Etage 4
Un hôpital. Etage 4. Service oncologie. Le va-et-vient pressé des infirmières et des médecins. Leur sourire, leur gentillesse, leur disponibilité. Et des inconnus, des inconnues, dans les chambres, réunis dans la même lutte contre le crabe. Je ne compte plus le temps, ces trop longues de chimiothérapie, d’injections de produits aux noms étranges. Nous sommes ailleurs, à un endroit que les gens ne connaissent pas ou veulent ignorer. Les gens, ils courent la ville, font leurs achats, se promènent le long du fleuve, se faufilent dans les ruelles, visitent les musées, prennent le frais dans la cathédrale, boivent un verre sur une terrasse, les enfants courent, la vie est là, elle est belle… ils ne le savent pas.
Etage 4. Un homme avance vers moi. Grand, chauve et imberbe. Accroché à son statif porteur de poches transfusées via son cathéter, il me sourit et lance « T’as vu mon parapluie ? ». Puis, des mots simples : « … j’ai appris que tu étais là, il y a des années qu’on ne s’est plus vus, que fais-tu ? tu lis ? tu préfères les romans ou la B.D. ? Moi, …» Et les phrases défilent évitant toute allusion à la maladie. C’est encore la vie qui mène le jeu. Et un lien se crée. Nous nous parlons comme si nous nous étions vus la veille, le temps a perdu toute dimension. Le temps n’a plus d’importance, lui qui rythmait notre quotidien, lui derrière qui nous courions. Dehors, les voitures se poursuivent, les gens pressent le pas, les aiguilles des montres s’affolent, les avions décollent, les trains partent, un peu de retard et c’est la catastrophe, le temps, le temps…
Etage 4, dans le silence et l’attente, l’homme sourit. Moi aussi. Nous nous sommes toujours connus. Et les mots ne sont plus nécessaires pour qu’on se comprenne. Comme de vieux amis qui ont tout vécu ensemble… sans jamais l’avoir fait. Une amitié qui a la fulgurance de la maladie. Toute en intensité, en raccourci mais aussi en force. Un sourire, un dernier mot, à demain ou à la semaine prochaine et je me retrouve seul, plus apaisé et serein.

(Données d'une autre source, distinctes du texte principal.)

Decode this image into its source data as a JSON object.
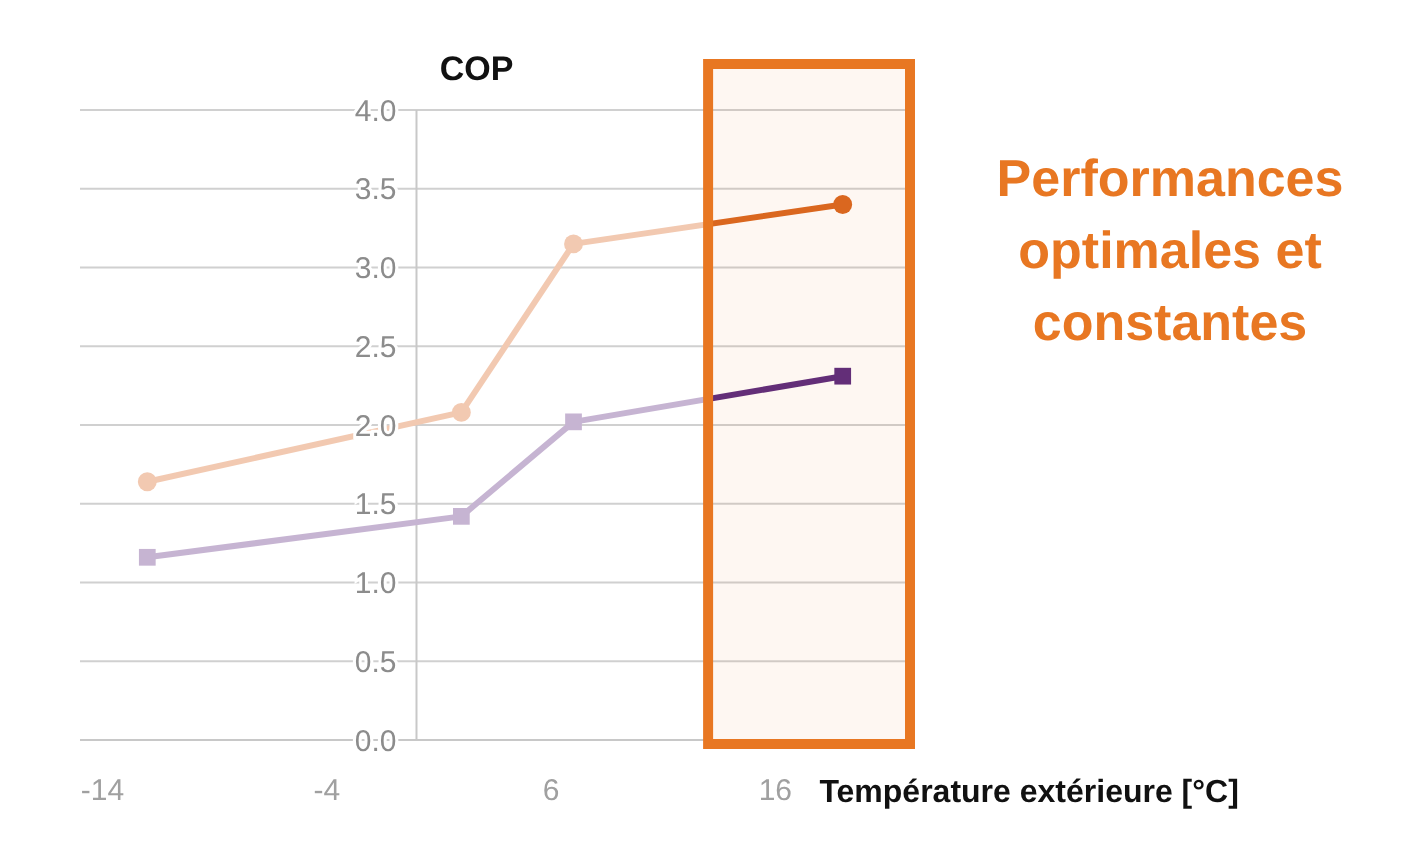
{
  "chart_data": {
    "type": "line",
    "title": "COP",
    "xlabel": "Température extérieure [°C]",
    "xlim": [
      -15,
      22
    ],
    "xticks": [
      -14,
      -4,
      6,
      16
    ],
    "ylim": [
      0,
      4
    ],
    "yticks": [
      {
        "value": 0,
        "label": "0.0"
      },
      {
        "value": 0.5,
        "label": "0.5"
      },
      {
        "value": 1,
        "label": "1.0"
      },
      {
        "value": 1.5,
        "label": "1.5"
      },
      {
        "value": 2,
        "label": "2.0"
      },
      {
        "value": 2.5,
        "label": "2.5"
      },
      {
        "value": 3,
        "label": "3.0"
      },
      {
        "value": 3.5,
        "label": "3.5"
      },
      {
        "value": 4,
        "label": "4.0"
      }
    ],
    "grid": "y",
    "series": [
      {
        "color": "#d9661f",
        "marker": "circle",
        "x": [
          -12,
          2,
          7,
          19
        ],
        "values": [
          1.64,
          2.08,
          3.15,
          3.4
        ]
      },
      {
        "color": "#5b2a7e",
        "marker": "square",
        "x": [
          -12,
          2,
          7,
          19
        ],
        "values": [
          1.16,
          1.42,
          2.02,
          2.31
        ]
      }
    ],
    "bands": [
      {
        "axis": "x",
        "from": 13,
        "to": 22,
        "label": "Performances optimales et constantes",
        "color": "#e87722"
      }
    ]
  }
}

Plus fort pour combattre la bête, plus déterminé. Je sais maintenant que l’homme est là, deux chambres plus loin et que nous continuons à nous parler en silence, dans la riche banalité de notre conversation. Finalement, je me dis que c’est la souffrance, la douleur des bien-portants qui me fait mal.
Etage 4, quelques mois plus tard. Le nouvelles ne sont pas bonnes. Cette fois, c’est moi qui vais vers l’homme. Il est calme. Un peu trop. Moins de mots. Mais le même calme, le même humour. Nous nous parlons en quelques rares mots couverts. Nous savons. Une BD sur le lit, un fond musical, l’éternelle perfusion, dehors, il pleut. En moi, aussi. Mais rester, être présent, réinventer la communication, l’amitié nouvellement née a déjà pris une grande vigueur. On la dirait ancienne. Puis, je retourne dans ma chambre poussant mon porte-poches devant moi mais c’est l’homme qui me tient la main, je le sais. Le médecin sort quelques mots d’humour mais son visage est sombre. Il me donne une petite tape amicale dans le dos. J’ai peur !
Etage 4. Je suis revenu à la maison. L’homme est resté. Je me sens mal d’avoir reçu la permission de partir et lui, pas. J’ose à peine regarder la porte de sa chambre. Un mélange d’amertume, de lâcheté, de révolte. Quelques jours passent. Un coup de fil. L’homme est mort ! En moi, quelque chose aussi.